Military Embedded Systems

Accelerating floating-point designs on FPGAs using math.h functions

Story

August 26, 2010

Michael Kreeger

Kreeger Research

Brian Durwood

Impulse Accelerated

Floating-point math is increasingly necessary for 10/10ths accuracy in high-performance computing. Because hardware resources are not infinite for most of us, an understanding of practical approaches such as using math.h library functions for floating-point designs on FPGAs becomes integral.

Because of their flexibility advantages, FPGAs hold great promise for in-line hardware acceleration of processes that benefit from floating point. As such, FPGAs are finding their way into computational finance, scientific computing, and government and military applications.

FPGA adoption in floating-point design has been impeded by 1) issues with ease of use; 2) the need to write VHDL interfaces for C functions; and 3) inability or limitations in using known-good code. However, a new floating-point FPGA library is accelerating FPGA-based algorithm development. This library and tool flow is particularly beneficial for software developers experimenting with FPGAs for hardware acceleration of their code. The enabling elements are the emergence of robust tools for moving C to the FPGA without having to be a hardware guru, and most recently, flexible math.h libraries for common integer and floating-point computations.

Collectively the newer approach of using a math.h library to floating point on FPGAs has the advantages of:

1. Recycling known-good code to reduce user coding errors.

2. Automating pipelining and synchronization issues.

3. Shortening algorithm iteration by up to 8x over HDL development – a case study is presented.

Reusing known-good code

Higher-level math is used to calculate functions enabling machine vision to track moving objects, such as threat identification systems being developed for fighter jets. Engineers need trigonometry to figure out distances to objects, angles of view, perspectives, and relative positions. In algorithms like these, in which moving objects are tracked, vector math is heavily used. These problems have been often solved in microprocessor or DSP software code, resulting in significant power and space demands. To execute algorithms reliably in hardware, using tested hardware equivalents of floating-point functions is much safer than creating new ones.

Hence, using known-good math.h library functions reduces errors that can, by the geometric nature of the moving targets, amplify small mistakes beyond tolerance. Ironically, this is also true in long-range financial options calculations. There was an instance in European options a few years ago, where a small math imprecision created hundreds of thousands of dollars of errors when extended out 18 months, for which the bank was liable.
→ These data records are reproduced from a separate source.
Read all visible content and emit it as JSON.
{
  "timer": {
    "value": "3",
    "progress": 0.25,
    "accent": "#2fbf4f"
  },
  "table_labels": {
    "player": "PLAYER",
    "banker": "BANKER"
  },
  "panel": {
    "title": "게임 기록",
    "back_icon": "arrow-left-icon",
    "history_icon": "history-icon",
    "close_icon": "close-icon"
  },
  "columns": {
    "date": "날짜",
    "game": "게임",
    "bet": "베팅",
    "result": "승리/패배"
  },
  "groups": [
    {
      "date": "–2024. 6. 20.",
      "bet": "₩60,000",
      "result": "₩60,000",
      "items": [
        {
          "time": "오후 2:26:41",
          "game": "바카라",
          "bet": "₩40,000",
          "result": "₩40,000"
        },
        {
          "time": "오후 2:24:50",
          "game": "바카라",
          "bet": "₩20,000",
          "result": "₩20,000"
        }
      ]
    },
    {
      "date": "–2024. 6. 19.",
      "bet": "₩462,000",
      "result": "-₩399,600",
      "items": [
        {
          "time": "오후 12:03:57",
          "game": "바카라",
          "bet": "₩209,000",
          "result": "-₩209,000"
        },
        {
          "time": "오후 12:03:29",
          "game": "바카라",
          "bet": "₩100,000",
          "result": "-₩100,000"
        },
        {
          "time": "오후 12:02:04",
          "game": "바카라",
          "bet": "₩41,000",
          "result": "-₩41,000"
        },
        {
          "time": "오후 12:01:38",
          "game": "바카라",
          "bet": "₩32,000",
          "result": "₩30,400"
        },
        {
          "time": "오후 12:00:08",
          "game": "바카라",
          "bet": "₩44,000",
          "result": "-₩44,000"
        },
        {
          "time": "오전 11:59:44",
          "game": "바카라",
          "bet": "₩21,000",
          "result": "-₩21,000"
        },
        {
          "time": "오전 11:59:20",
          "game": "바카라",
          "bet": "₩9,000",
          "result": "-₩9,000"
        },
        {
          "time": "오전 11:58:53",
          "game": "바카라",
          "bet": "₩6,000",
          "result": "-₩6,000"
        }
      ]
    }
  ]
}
Until fairly recently, FPGAs were less common as devices for floating-point implementation. A leading engineer at an FPGA manufacturer pointed out that it can be difficult to predict the dynamic range of a digital signal processing system and implement a fixed point system to match. Given that FPGA sizes continue to increase, while logic costs continue to decrease, it is reasonable to assume that signal processing functions will migrate away from fixed point arithmetic and move towards floating-point arithmetic. Basically, that’s a nice way to explain that cheap gates will make FPGA-based floating point less of a luxury.

Parallelism eases pipelining, synchronization

Supercomputer architectures are taking an interesting shift towards slower clock speed, massively parallel arrays. Logic optimized for these architectures relies on a shift to individual processes that are synchronized via methods such as shared memories. This parallelism can be implemented in terms of spatial or temporal shifting (Figure 1). Logic challenges with significant non-sequential processes are good candidates for this type of FPGA-enabled implementation. Within this category, floating-point designs can be challenging to implement and optimize in an FPGA.

 

Figure 1: Parallelism occurs in either a spatial or temporal methodology.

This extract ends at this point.